A resident with a history of Parkinsonism, cerebrovascular accident (CVA) resulting in left-sided hemiparesis, and a stage 4 sacral pressure ulcer required assistance for bed mobility. During morning care, a registered nurse (RN) was providing wound and incontinence care when the resident, who was positioned on the left side, rolled out of bed after the RN turned away to retrieve a brief. The resident struck their head on the wall and then the metal bed frame, resulting in an orbital floor blowout fracture with herniated extraconal fat. The care plan indicated the resident required assistance from two staff for bed mobility, but only one staff member was present at the time of the incident. There was confusion among staff regarding the care plan, with some believing the two-person assistance requirement was implemented only after the fall, despite documentation indicating it was in place prior to the incident. Following the fall, the facility did not ensure thorough post-fall monitoring or neurological checks as required by policy. The monitoring order was not consistent with the 72-hour minimum, and neurological checks were incomplete or missing for several shifts. The resident exhibited symptoms consistent with a concussion, including intermittent confusion, vomiting, and swallowing difficulties, as documented by hospice staff and family. Despite these changes in condition, there was no evidence that a physician was notified or that the care plan was updated to reflect the resident's deteriorating status. Interviews with staff and review of records revealed that the RN did not position the resident's flaccid side appropriately, contributing to the fall. The facility's investigation also found that staff were not fully aware of or did not follow the care plan interventions for bed mobility. Additionally, there was a lack of communication and documentation regarding the resident's post-fall symptoms and changes in condition, including episodes of vomiting and increased confusion. The medical examiner determined the resident's death was accidental, caused by a concussion in the setting of Parkinsonism, with the orbital fracture and CVA history as significant contributing conditions.

Removal Plan

  • Reviewed, screened, and updated care plans for residents with diagnoses of hemiparesis and falls related to bed mobility.
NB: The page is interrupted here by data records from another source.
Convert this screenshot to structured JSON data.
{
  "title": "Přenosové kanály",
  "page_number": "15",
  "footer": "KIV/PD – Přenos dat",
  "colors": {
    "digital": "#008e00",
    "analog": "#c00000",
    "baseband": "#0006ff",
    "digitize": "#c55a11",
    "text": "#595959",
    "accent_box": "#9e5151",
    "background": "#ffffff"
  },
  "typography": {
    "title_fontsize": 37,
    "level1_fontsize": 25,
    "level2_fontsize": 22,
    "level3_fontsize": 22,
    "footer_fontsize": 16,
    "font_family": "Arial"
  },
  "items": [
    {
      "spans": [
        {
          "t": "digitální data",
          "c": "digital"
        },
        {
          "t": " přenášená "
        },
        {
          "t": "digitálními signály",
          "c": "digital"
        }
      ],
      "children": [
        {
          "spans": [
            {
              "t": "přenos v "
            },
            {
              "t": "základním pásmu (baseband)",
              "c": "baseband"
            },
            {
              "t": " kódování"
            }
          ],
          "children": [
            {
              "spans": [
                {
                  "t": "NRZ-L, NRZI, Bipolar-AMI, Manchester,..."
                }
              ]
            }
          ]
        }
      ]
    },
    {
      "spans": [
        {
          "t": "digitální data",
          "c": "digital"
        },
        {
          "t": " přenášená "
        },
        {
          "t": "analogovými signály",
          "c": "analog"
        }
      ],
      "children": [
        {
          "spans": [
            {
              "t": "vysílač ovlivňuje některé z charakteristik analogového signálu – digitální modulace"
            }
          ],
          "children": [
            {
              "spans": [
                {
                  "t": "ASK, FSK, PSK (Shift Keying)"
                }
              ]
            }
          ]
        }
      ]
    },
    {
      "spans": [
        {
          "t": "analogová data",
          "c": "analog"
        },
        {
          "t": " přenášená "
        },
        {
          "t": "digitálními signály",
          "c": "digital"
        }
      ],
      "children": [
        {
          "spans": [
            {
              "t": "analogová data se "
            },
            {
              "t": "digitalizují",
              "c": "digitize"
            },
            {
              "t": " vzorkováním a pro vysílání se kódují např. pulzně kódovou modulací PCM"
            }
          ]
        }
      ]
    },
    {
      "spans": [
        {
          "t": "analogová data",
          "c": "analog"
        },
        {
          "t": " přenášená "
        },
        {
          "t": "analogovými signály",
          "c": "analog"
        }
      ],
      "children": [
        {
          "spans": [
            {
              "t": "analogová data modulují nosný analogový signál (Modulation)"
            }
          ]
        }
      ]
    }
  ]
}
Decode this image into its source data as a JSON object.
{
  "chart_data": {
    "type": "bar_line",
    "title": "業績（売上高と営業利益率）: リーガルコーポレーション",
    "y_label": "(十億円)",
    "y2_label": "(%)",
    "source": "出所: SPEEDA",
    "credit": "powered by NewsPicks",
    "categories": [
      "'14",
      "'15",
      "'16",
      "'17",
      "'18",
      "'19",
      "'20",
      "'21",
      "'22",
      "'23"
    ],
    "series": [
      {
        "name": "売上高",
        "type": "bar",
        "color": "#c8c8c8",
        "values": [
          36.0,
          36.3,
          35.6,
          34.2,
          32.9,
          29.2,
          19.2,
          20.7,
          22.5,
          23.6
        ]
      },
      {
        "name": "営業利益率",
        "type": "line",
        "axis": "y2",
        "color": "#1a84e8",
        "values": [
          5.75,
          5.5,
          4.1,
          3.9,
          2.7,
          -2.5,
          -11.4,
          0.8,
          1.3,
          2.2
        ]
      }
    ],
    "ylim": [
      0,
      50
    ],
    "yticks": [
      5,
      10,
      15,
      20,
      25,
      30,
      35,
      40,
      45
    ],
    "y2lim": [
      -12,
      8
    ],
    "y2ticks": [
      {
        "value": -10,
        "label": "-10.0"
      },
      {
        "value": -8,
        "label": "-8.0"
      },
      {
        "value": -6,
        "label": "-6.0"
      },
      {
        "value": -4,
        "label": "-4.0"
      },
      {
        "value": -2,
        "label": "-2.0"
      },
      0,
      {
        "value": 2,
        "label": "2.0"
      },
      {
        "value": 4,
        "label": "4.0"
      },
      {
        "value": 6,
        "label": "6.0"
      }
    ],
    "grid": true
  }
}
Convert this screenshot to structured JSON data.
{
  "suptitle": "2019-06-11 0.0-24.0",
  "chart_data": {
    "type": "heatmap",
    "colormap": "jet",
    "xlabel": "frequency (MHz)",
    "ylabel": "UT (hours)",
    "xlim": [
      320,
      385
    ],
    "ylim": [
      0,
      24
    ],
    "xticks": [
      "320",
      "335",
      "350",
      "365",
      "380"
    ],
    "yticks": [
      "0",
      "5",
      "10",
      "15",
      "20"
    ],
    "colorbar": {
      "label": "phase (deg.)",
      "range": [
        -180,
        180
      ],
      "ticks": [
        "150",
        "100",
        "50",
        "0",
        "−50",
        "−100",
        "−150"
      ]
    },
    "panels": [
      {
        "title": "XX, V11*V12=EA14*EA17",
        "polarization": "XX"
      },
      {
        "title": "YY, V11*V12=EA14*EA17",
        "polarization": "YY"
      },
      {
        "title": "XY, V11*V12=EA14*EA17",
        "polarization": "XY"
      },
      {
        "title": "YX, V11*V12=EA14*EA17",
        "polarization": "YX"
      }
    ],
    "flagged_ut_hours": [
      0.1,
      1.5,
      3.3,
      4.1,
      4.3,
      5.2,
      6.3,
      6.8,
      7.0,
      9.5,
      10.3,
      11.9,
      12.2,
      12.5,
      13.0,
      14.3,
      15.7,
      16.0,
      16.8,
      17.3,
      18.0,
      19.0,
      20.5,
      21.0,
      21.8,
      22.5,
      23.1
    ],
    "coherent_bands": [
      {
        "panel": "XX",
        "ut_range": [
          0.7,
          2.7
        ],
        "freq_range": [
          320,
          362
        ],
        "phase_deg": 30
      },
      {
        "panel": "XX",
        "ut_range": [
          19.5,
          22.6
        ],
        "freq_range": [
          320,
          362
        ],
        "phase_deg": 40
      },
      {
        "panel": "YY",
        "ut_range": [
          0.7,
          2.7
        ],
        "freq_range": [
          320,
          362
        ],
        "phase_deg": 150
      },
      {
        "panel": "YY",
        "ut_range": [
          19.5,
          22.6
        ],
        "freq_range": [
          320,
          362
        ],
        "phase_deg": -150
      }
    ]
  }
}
  • Met with Hospice staff to ensure effective communication regarding changes in condition. Updates should be given to the DON or designee before Hospice staff leave the building.
  • Educated facility and agency staff on bed mobility, post-fall assessments, and changes in condition.
  • Initiated bed mobility and change in condition competencies to ensure staff follow proper techniques and protocols. Ad hoc education to be provided immediately when indicated.